Adventures in Python

I’ve been spending most of my waking hours with Python over break, and I really like the language. Unlike the standard C++ library schoolwork is limited to, in Python I can generally find a library to make my task a great deal simpler. I find assumptions that I make about syntax while figuring things out tend to hold and work as I would expect, and it’s incredibly convenient to pop open an interactive shell to try out an idea before dropping it into a larger program. I actually like the whitespace-sensitivity of Python due to the rudimentary level of organization, style, and readability it provides. It seems like there’s much less boilerplate code and syntax compared with something like C++. That said, it can be odd to have it be an open question what type something is or what attributes it has and have that lead to problems. It can be frustrating to change code and not know if the types are right until that part runs. These are problems which would not be present in a statically typed language, but such a language will probably not be so flexible.

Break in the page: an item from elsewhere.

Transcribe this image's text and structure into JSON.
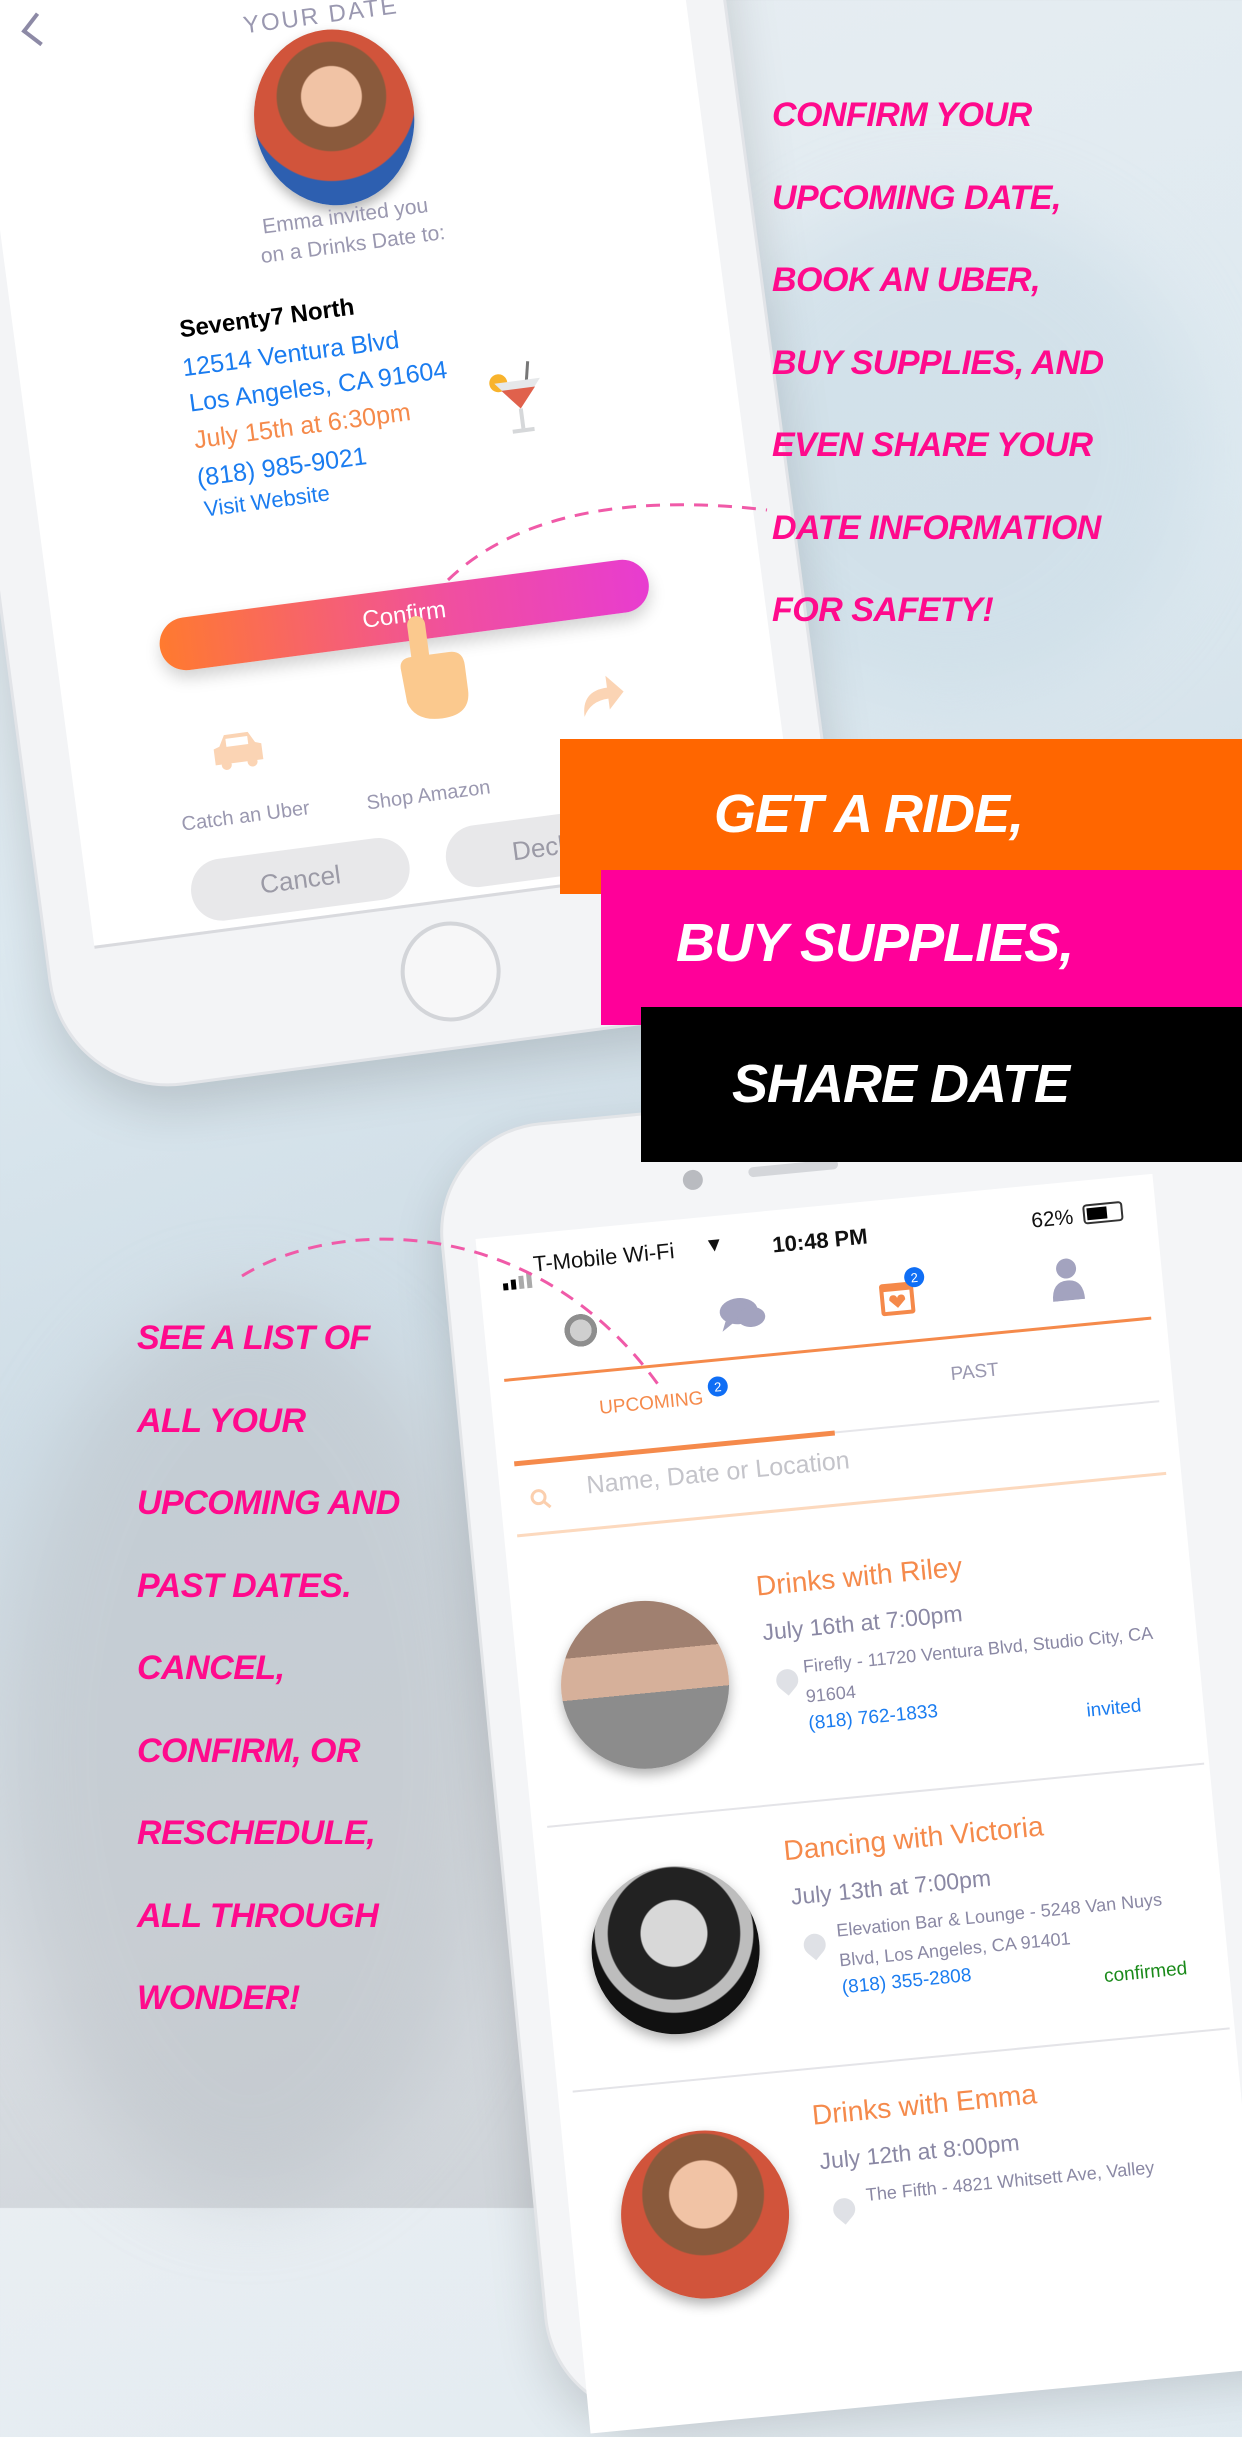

I’ve managed to get one project into a state in which I’m willing to show it the light of day: RelayBot. Not finding a working IRC bridge bot, I worked off an existing (but for me non-functional) implementation which heavily informed its design. I built my version by removing parts until it connected properly, then writing more functionality and removing still more until it did what I had in mind. I hope to use it to bridge a channel on FLIP and Irc2P.

The project (again in Python) which is not yet ready is a network probing and analysis application. It collects network topology information (optionally in a threaded fashion) and commits the results to a sqlite database for later analysis. It’s hoped that this will allow evanbd to replace a collection of Bash scripts which take an incredibly long time to run and are prone to breaking. The basic functionality is there, but it has many rough edges still. I’m partial to the peer distribution graph:

Histogram of Number of Nodes vs Claimed Number of Peers

GNUPlot really does give lovely images. What I find interesting about this is how there are clear peaks – many nodes claim 12 or 36 peers, which seems very likely to be a function of the peer connection caps and bandwidth limits. There were some outliers, with one node claiming 92 peers! What’s encouraging is that this overall pattern seemed quite stable even as many more probes were collected.

This project has made clear to me how much I need to learn SQL properly. I initially wrote a collection of three queries to generate this: one query retrieved keys which were used to iterate over the other two. Generating this graph took about two hours. I figured out how to rewrite it to use the proper SQL commands for getting the result, and the exact same graph generated in approximately 30 seconds! What’s more, there’s a command I’d like to write that I don’t know how: “Take the sum of the count of the distinct traceNums for each probeID.” It sounds so SQL-y I’m not sure quite how I haven’t been able to do so.

It’s been a fun break, and a shame it couldn’t last longer. Learning in this kind of an organic way with immediate results and self-demonstrating practicality is fantastic.